Case Study – 20th Century Organizational Records (UCB)

Submitted by James Eason, with information provided by Teresa Mora, The Bancroft Library, University of California, Berkeley.

University of California, Berkeley. Bancroft Library.

Sierra Club Southwest Office records, 1900-2000 (bulk 1966-1996).

I. Overview

Collection type:

Organizational records. Late 20th century.

Extent and scope:

26 cartons (32.5 linear feet).

II. Approach

1.    Survey and Planning

  1. Initial survey revealed office files in good order, with straightforward arrangement.
  2. There were clear series present.
  3. A hierarchy of files needed to be identified within the series.
  4. Folders, although standard office folders, were determined to be serviceable.
  5. Some duplication of material was noted.

2.    Restrictions

No restrictions were necessary.

3.    Arrangement and preservation

  1. Original folders were not replaced with archival folders.
  2. Existing folder labels were stapled to folders to prevent loss.
  3. Some weeding of duplicate publications within the files was done.
  4. Newsclippings were left in place, without copying to acid-free stock (a former practice that is no longer the norm.)

4.    Description

  1. Existing folder headings were listed for the container list.
  2. A “sub-series” was identified in many cases, with a hierarchical level inserted between series and file.
  3. Frontmatter for the finding aid is minimal.
  4. A one-paragraph scope and content provides both an overview of the subject matter and a succinct summary of the arrangement.
  5. There are no scope and content notes at the series level, or lower in the hierarchy.
  6. Those audiovisual materials that were labeled (audio tape and several motion picture reels) were listed briefly in the MARC record and finding aid frontmatter, but merely boxed for future separate cataloging.

  III . The Results

1. The EAD finding aid: http://www.oac.cdlib.org/findaid/ark:/13030/hb087007ch/

2. Restrictions

Audiovisual material remains uncataloged and inaccessible.
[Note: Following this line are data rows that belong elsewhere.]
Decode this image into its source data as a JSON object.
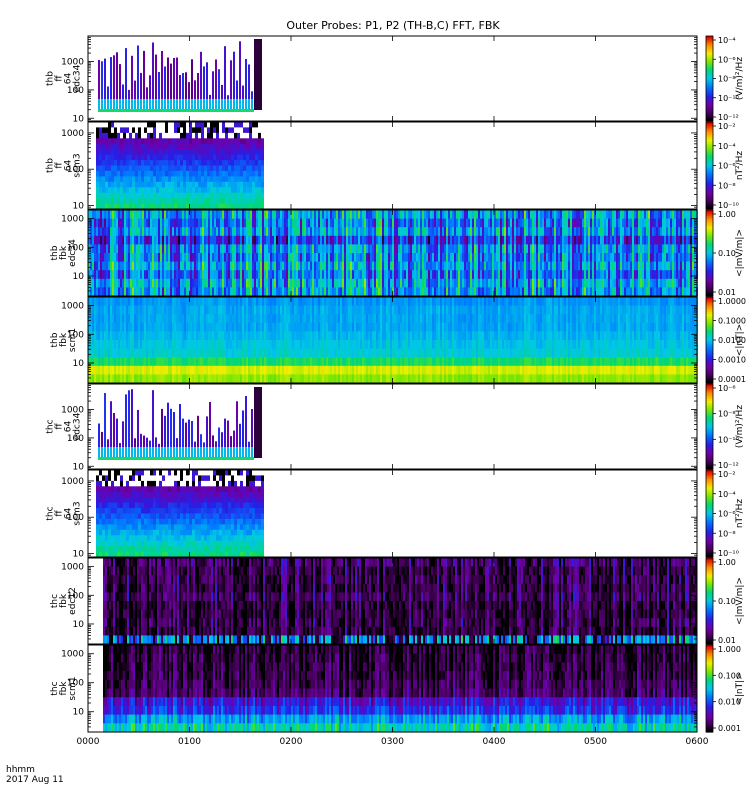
{
  "title": "Outer Probes: P1, P2 (TH-B,C) FFT, FBK",
  "footer": {
    "line1": "hhmm",
    "line2": "2017 Aug 11"
  },
  "x_ticks": [
    "0000",
    "0100",
    "0200",
    "0300",
    "0400",
    "0500",
    "0600"
  ],
  "chart_data": [
    {
      "type": "heatmap",
      "panel": "thb ff 64 edc34",
      "ylabel": [
        "thb",
        "ff",
        "64",
        "edc34"
      ],
      "yscale": "log",
      "ylim": [
        8,
        8000
      ],
      "yticks": [
        "10",
        "100",
        "1000"
      ],
      "data_end_hhmm": "0145",
      "colorbar": {
        "label": "(V/m)²/Hz",
        "scale": "log",
        "ticks": [
          "10⁻⁴",
          "10⁻⁶",
          "10⁻⁸",
          "10⁻¹⁰",
          "10⁻¹²"
        ]
      }
    },
    {
      "type": "heatmap",
      "panel": "thb ff 64 scm3",
      "ylabel": [
        "thb",
        "ff",
        "64",
        "scm3"
      ],
      "yscale": "log",
      "ylim": [
        8,
        2000
      ],
      "yticks": [
        "10",
        "100",
        "1000"
      ],
      "data_end_hhmm": "0145",
      "colorbar": {
        "label": "nT²/Hz",
        "scale": "log",
        "ticks": [
          "10⁻²",
          "10⁻⁴",
          "10⁻⁶",
          "10⁻⁸",
          "10⁻¹⁰"
        ]
      }
    },
    {
      "type": "heatmap",
      "panel": "thb fbk edc34",
      "ylabel": [
        "thb",
        "fbk",
        "edc34"
      ],
      "yscale": "log",
      "ylim": [
        2,
        2000
      ],
      "yticks": [
        "10",
        "100",
        "1000"
      ],
      "colorbar": {
        "label": "<|mV/m|>",
        "scale": "log",
        "ticks": [
          "1.00",
          "0.10",
          "0.01"
        ]
      }
    },
    {
      "type": "heatmap",
      "panel": "thb fbk scm1",
      "ylabel": [
        "thb",
        "fbk",
        "scm1"
      ],
      "yscale": "log",
      "ylim": [
        2,
        2000
      ],
      "yticks": [
        "10",
        "100",
        "1000"
      ],
      "colorbar": {
        "label": "<|nT|>",
        "scale": "log",
        "ticks": [
          "1.0000",
          "0.1000",
          "0.0100",
          "0.0010",
          "0.0001"
        ]
      }
    },
    {
      "type": "heatmap",
      "panel": "thc ff 64 edc34",
      "ylabel": [
        "thc",
        "ff",
        "64",
        "edc34"
      ],
      "yscale": "log",
      "ylim": [
        8,
        8000
      ],
      "yticks": [
        "10",
        "100",
        "1000"
      ],
      "data_end_hhmm": "0145",
      "colorbar": {
        "label": "(V/m)²/Hz",
        "scale": "log",
        "ticks": [
          "10⁻⁶",
          "10⁻⁸",
          "10⁻¹⁰",
          "10⁻¹²"
        ]
      }
    },
    {
      "type": "heatmap",
      "panel": "thc ff 64 scm3",
      "ylabel": [
        "thc",
        "ff",
        "64",
        "scm3"
      ],
      "yscale": "log",
      "ylim": [
        8,
        2000
      ],
      "yticks": [
        "10",
        "100",
        "1000"
      ],
      "data_end_hhmm": "0145",
      "colorbar": {
        "label": "nT²/Hz",
        "scale": "log",
        "ticks": [
          "10⁻²",
          "10⁻⁴",
          "10⁻⁶",
          "10⁻⁸",
          "10⁻¹⁰"
        ]
      }
    },
    {
      "type": "heatmap",
      "panel": "thc fbk edc12",
      "ylabel": [
        "thc",
        "fbk",
        "edc12"
      ],
      "yscale": "log",
      "ylim": [
        2,
        2000
      ],
      "yticks": [
        "10",
        "100",
        "1000"
      ],
      "colorbar": {
        "label": "<|mV/m|>",
        "scale": "log",
        "ticks": [
          "1.00",
          "0.10",
          "0.01"
        ]
      }
    },
    {
      "type": "heatmap",
      "panel": "thc fbk scm1",
      "ylabel": [
        "thc",
        "fbk",
        "scm1"
      ],
      "yscale": "log",
      "ylim": [
        2,
        2000
      ],
      "yticks": [
        "10",
        "100",
        "1000"
      ],
      "colorbar": {
        "label": "<|nT|>",
        "scale": "log",
        "ticks": [
          "1.000",
          "0.100",
          "0.010",
          "0.001"
        ]
      }
    }
  ]
}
No restricted content in files.

3. Use

No use statistics are available.

  III . Processing Rate

No rate was tracked. Retrospective estimates: less than 4.5 hours per linear foot.

Processing was a part-time activity over a period of three months, carried out by a processing assistant with a 40% time appointment.

 IV. Pros and Cons

Pros

Collection was made available.

Good existing arrangement and full list of folder headings permits retrieval with reasonable level of confidence.

Cons

Acidic folders and news clippings may be damaging.

More duplicates almost certainly remain in files, probably to the extent that they add linear feet.

Scope and content notes at the series level would better describe subject content of files.

There’s a good chance researchers will find mis-files or mis-identifications not caught during processing.

There is very likely material that falls outside stated date ranges for files but could not be caught during minimal processing.